The rating action by S&P came days after Moody’s Investors Service downgraded India’s rating by a notch. S&P, however, said the impact of the Covid-19 outbreak posed a significant challenge to the country’s economic growth trajectory. It said economic growth and the fiscal situation of the Centre and states would improve by next year, and hoped the reforms initiated by the government would bear fruit in the long run.
“The ratings agencies have also spoken about debt sustainability and how they expect the general government debt-GDP ratio to remain sustainable,” Subramanian said.
When asked of the possibility of the Reserve Bank of India directly monetising the Centre’s fiscal deficit in the remaining part of the year, Subramanian said: “There have been comments on monetisation that span the spectrum. The finance ministry has evaluated various options, including this. Like with anything else, we keep all options under consideration and keep evaluating them.”

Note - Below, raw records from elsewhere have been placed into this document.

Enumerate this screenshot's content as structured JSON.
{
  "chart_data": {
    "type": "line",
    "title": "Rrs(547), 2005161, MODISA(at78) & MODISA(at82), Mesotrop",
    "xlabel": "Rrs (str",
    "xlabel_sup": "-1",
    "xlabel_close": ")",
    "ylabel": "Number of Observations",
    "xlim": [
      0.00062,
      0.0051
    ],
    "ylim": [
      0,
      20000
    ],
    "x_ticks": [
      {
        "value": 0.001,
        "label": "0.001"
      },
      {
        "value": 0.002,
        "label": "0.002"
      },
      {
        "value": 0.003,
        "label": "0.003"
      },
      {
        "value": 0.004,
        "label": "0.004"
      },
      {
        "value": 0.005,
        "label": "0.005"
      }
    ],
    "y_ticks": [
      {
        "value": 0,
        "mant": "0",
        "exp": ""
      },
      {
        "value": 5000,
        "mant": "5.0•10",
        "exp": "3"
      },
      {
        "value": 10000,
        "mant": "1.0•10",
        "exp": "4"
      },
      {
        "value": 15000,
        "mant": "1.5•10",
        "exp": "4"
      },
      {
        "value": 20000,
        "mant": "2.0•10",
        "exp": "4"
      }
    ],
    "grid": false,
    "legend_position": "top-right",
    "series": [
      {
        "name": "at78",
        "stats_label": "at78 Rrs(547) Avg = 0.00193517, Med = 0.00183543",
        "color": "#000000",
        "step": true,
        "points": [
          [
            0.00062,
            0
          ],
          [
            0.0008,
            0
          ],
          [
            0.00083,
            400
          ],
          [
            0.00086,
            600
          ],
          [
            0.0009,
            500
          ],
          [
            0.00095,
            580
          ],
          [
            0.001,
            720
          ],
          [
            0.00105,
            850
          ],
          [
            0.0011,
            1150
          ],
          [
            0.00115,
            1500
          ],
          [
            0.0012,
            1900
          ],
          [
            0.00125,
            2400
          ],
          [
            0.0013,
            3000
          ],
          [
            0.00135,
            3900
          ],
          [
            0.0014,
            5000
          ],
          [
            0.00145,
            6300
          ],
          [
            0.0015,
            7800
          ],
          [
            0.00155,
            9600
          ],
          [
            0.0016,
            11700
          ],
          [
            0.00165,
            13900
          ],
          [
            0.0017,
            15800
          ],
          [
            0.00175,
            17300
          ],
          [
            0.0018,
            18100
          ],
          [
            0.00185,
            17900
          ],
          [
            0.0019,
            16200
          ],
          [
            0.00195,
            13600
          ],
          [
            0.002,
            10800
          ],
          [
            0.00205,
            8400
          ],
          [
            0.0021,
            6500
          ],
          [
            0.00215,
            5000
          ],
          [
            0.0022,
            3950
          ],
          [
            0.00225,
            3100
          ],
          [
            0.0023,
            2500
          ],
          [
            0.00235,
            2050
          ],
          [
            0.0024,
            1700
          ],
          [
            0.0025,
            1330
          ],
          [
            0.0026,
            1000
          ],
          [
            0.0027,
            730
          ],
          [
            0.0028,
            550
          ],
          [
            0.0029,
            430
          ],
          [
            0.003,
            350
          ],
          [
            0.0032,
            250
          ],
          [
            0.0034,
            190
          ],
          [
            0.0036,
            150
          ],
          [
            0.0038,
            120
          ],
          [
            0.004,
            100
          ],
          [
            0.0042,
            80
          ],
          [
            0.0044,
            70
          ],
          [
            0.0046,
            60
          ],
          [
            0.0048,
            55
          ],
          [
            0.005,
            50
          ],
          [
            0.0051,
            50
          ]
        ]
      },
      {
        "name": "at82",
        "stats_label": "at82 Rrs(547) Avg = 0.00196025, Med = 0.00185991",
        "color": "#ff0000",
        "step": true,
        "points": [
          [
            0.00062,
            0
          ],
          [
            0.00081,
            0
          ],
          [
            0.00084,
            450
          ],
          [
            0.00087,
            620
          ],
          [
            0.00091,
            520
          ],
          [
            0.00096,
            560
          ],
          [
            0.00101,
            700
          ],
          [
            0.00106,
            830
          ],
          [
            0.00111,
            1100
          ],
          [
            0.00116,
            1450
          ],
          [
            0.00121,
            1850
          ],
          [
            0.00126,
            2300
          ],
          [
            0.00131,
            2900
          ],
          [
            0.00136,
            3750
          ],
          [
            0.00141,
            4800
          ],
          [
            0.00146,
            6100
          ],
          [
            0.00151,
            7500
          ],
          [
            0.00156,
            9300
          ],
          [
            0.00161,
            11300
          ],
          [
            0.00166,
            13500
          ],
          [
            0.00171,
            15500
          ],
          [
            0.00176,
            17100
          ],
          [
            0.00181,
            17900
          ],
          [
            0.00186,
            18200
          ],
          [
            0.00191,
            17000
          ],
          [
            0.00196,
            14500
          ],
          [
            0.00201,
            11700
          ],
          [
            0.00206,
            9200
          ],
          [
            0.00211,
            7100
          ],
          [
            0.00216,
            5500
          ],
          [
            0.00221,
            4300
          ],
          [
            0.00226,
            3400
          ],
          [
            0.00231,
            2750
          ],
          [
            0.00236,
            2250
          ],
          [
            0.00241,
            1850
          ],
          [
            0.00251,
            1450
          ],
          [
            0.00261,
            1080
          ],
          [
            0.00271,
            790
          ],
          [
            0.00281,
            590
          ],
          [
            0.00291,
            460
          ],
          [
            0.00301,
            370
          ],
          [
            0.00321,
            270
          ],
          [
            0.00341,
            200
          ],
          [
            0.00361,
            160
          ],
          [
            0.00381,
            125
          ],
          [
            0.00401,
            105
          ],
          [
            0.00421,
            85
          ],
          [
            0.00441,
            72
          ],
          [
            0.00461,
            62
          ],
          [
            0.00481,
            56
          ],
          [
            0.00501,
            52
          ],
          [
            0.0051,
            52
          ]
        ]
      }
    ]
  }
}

Subramanian said the Centre’s plan, announced by Finance Minister Nirmala Sitharaman in the 2020-21 Union Budget, of getting sovereign bonds listed on global indices, was on track. However, he added that he does not expect much inflows from that route this year because of Covid-19.
“These indices track $4 trillion in capital every year. Even if we are at the lower end, we can raise $60 billion. This is an extremely important step in long term,” he said.
“Even if there was no pandemic due to Covid, first year returns would have not been that good. Given the pandemic, not much money may come this year. So I would say that the amount this year would be quite uncertain.”